Theresa May’s workers’ rights review is flawed from start

5 October 2016 - 3:15pm
War on Want in the news

Owen Espley is senior labour rights campaigner at War on Want. An edited version of this article was first carried by the Independent

The prime minister has announced that: ‘Flexibility and innovation are a vital part of what makes our economy strong’ - but flexibility can only ever be code for exploitation.

On the face of it Theresa May’s review into workers’ rights and practices seems like a good thing. It will look at issues such as workplace insecurity, holiday pay and parental rights; it will address how employment practices need to change in order to keep pace the changing world of work. This is not to be sniffed at, right? Wrong.

The review focuses chiefly on the “self-employed” and “temporary employees”, and therein lays the problem.  From the off, there is a real danger that this review merely legitimises the very kind of work that is at the root of workplace exploitation, while at the same time presenting some minor fix to employment law as the solution. Don’t be fooled by this self-styled ‘workers’ party’ of government.
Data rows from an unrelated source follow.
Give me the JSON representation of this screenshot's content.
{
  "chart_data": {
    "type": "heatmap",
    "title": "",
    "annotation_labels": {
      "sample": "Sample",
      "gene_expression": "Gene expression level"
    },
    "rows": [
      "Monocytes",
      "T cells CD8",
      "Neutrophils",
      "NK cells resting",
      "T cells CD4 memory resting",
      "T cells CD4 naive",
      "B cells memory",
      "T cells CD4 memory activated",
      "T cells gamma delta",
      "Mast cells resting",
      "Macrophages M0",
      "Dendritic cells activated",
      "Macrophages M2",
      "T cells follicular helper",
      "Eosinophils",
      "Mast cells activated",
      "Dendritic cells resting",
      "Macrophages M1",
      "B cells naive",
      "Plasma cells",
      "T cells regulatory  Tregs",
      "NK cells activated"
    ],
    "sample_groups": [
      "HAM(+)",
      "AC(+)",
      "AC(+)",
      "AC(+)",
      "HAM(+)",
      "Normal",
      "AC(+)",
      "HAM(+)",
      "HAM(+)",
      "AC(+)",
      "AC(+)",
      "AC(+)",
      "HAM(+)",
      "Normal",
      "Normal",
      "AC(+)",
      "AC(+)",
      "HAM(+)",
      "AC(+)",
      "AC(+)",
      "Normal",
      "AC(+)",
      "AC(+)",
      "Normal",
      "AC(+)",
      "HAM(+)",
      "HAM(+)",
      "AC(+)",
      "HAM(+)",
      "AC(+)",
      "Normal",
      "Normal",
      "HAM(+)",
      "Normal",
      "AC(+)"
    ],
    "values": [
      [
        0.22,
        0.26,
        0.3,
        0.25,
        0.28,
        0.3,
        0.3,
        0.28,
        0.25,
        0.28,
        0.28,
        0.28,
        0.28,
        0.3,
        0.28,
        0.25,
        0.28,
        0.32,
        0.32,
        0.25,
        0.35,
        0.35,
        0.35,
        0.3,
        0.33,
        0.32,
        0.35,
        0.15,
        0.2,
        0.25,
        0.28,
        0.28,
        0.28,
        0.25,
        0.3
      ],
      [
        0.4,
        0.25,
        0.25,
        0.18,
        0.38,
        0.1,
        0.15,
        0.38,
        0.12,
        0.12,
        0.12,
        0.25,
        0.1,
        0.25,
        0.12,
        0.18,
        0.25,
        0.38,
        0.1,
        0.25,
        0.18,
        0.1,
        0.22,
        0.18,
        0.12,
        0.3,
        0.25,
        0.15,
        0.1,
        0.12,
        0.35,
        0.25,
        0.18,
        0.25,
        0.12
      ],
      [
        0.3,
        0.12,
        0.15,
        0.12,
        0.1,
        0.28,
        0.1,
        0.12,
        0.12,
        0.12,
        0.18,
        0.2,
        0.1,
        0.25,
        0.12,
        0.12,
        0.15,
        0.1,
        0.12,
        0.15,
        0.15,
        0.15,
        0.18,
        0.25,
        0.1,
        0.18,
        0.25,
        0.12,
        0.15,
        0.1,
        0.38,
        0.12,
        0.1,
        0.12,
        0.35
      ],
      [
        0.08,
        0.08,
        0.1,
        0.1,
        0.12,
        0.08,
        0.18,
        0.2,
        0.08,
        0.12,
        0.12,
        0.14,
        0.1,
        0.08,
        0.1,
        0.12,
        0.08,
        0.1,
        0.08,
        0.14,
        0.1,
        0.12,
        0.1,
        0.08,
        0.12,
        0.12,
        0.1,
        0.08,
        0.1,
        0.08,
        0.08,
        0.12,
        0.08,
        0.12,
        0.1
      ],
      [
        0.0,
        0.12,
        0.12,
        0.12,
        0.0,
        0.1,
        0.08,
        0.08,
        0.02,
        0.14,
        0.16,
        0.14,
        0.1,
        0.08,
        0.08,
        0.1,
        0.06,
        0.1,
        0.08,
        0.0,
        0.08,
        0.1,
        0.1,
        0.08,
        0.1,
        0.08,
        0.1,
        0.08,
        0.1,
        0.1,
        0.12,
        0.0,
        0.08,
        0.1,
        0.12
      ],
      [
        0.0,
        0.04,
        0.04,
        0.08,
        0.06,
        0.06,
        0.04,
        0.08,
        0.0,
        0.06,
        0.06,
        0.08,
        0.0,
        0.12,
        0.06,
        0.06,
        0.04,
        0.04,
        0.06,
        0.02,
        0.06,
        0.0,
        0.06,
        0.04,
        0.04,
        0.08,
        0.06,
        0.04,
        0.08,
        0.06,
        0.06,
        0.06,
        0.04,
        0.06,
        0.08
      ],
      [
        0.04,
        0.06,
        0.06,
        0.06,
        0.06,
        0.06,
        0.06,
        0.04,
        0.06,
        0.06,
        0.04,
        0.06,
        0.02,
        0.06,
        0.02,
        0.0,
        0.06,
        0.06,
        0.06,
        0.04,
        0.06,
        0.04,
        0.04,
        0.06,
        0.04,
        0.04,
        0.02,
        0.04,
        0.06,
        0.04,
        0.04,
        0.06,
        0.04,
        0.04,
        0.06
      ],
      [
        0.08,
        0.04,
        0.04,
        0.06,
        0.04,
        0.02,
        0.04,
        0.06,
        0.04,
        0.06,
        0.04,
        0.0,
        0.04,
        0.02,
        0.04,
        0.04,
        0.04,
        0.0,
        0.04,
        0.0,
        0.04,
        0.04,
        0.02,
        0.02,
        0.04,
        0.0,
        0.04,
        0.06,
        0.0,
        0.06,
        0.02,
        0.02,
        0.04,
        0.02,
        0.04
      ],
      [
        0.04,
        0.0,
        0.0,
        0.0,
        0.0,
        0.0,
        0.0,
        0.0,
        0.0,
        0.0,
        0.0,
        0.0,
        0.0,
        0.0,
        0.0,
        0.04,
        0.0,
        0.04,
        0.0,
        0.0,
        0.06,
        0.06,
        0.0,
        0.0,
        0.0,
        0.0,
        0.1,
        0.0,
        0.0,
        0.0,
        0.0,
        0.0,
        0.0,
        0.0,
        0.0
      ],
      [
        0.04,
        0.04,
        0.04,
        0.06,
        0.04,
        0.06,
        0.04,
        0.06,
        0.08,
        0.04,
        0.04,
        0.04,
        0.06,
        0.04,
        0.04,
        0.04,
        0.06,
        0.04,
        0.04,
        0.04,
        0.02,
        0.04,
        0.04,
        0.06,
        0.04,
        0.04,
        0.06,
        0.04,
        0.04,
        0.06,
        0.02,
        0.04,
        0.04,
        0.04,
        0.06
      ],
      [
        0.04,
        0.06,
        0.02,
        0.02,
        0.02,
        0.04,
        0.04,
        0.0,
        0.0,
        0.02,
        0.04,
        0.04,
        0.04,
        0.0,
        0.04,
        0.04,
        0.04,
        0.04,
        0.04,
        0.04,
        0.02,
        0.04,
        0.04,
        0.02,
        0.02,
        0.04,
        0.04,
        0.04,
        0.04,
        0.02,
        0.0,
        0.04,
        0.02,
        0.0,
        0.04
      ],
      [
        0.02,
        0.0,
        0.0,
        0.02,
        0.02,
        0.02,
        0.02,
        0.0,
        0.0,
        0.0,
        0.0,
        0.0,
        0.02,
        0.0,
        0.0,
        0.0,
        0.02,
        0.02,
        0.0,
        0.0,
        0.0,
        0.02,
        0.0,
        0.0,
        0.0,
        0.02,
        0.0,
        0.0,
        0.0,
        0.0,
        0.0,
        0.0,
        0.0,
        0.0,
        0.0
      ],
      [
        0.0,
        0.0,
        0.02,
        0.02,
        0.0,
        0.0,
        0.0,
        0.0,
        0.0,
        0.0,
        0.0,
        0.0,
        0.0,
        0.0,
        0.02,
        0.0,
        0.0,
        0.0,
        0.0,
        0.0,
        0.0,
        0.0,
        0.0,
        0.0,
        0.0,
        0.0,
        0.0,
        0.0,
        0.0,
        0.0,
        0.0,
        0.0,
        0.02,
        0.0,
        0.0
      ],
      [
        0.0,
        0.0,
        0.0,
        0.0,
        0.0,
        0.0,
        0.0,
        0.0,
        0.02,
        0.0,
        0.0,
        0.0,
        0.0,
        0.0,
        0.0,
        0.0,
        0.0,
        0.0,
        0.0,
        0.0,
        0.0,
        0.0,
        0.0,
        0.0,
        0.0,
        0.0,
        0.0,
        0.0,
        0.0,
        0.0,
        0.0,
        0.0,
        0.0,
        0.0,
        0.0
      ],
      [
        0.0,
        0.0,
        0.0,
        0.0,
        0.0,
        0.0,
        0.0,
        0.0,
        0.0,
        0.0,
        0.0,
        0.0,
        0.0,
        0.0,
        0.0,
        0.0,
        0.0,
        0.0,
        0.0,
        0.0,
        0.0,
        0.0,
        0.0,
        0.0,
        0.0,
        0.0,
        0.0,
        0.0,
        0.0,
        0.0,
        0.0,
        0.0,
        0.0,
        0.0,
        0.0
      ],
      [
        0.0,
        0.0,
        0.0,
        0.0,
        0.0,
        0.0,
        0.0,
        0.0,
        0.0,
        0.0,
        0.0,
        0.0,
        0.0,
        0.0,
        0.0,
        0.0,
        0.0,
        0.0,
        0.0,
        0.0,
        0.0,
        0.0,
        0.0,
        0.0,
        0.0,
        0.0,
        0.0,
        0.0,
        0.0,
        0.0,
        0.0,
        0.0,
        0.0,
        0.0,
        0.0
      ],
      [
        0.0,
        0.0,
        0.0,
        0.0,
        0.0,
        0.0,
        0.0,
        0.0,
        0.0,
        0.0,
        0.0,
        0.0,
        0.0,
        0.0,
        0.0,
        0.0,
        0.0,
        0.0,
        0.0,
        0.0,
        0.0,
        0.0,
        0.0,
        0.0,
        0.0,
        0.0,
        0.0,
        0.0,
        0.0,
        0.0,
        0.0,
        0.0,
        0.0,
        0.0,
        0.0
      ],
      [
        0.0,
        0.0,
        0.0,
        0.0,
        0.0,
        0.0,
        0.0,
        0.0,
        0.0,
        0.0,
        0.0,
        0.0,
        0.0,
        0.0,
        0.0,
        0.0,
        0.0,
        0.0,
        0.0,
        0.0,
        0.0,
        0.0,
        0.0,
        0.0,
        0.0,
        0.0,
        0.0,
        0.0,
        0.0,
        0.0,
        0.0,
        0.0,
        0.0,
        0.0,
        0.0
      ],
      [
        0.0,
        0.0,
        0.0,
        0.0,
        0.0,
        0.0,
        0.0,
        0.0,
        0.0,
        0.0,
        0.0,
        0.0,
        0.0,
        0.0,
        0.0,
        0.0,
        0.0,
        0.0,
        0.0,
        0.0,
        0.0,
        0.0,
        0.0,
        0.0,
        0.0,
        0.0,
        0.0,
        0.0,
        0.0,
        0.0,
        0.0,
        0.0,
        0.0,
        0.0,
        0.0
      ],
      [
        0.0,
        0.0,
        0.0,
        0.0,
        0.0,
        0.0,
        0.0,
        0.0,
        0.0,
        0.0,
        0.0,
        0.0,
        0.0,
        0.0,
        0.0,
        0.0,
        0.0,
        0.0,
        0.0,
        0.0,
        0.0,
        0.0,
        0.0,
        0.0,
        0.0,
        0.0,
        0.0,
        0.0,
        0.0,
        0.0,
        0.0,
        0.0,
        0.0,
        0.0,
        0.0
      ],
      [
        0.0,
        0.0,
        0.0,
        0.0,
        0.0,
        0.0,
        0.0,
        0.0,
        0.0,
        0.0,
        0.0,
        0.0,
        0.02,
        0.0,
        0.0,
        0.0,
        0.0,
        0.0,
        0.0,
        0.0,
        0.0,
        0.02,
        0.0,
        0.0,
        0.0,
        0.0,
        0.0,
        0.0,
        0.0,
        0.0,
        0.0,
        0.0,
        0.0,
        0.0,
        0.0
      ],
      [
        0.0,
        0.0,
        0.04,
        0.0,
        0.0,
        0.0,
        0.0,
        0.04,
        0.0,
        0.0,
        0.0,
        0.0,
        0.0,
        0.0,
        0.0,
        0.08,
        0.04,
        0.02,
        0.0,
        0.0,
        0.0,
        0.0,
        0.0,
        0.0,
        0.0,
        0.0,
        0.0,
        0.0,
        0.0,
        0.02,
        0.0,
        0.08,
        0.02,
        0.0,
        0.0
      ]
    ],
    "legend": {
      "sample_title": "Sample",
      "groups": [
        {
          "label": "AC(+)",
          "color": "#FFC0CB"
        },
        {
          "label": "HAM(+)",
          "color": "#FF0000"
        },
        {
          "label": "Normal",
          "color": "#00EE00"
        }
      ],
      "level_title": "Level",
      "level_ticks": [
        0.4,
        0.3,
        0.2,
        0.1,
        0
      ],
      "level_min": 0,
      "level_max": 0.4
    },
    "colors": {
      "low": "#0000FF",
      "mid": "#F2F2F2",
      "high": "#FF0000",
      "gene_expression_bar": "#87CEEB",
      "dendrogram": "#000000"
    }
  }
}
On Saturday Theresa May announced that: “Flexibility and innovation are a vital part of what makes our economy strong, but it is essential that these virtues are combined with the right support and protections for workers.” Again in her final speech at Tory conference she repeated: “(W)e’re going to review our laws to make sure that, in our modern and flexible economy, people are properly protected at work.”
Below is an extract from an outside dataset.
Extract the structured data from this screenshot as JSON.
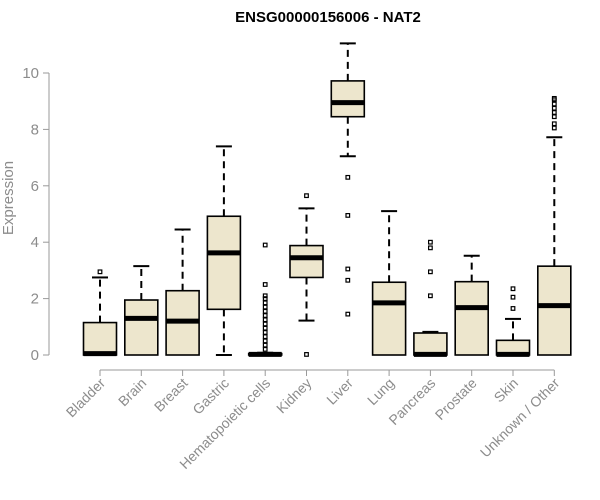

However the above statement is a contradiction in terms:  simply, workers cannot be protected when the market is flexible.  The growth in recent years of companies like Deliveroo, Sports Direct and Asos has coincided with the growth of insecure, precarious work.

All too often, it is big business that benefits from “flexible contracts”, and in two key ways: First, it passes the risk of the fluctuating demand onto the worker, and second, more ominously, it hands discretionary power, often to low level supervisors, to withhold future work.

Today, more and more workers find themselves in precarious work, unable to plan their lives or support their families as their hours and schedules are unpredictable. 

With bosses holding all the power, workers are too afraid to speak out for fear of losing future work. Put simply, precarious work is a recipe for insecurity and exploitation.

An ‘independent’ review it may be – the responsibility of Tony Blair’s ex advisor, Matthew Taylor – but expect little. Unless the review addresses the massive imbalance of power that exits between workers and bosses, it will have failed. 

The key test should be whether workers end up more or less empowered. Who, for instance, bears the brunt when things go bad? Whose pocket should a slow evening of takeaway orders hit hardest: the Deliveroo driver or Deliveroo?

If the government is genuinely open to a forward thinking approach to employment practices it would free trade unions from bureaucratic ‘red tape’ and let them to do what they do best: give workers a voice in the workplace.  Having fired the starting gun on Brexit, the prime minister recently spoke of a Great Repeal Bill. If she is serious about workers’ rights, surely she must begin by repealing the Trade Union Act.

Simple sloganeering or self-styling will not make workers lives better.

If we are to stop the appalling treatment metered out to workers in insecure work, we must end precarious contracts, for good.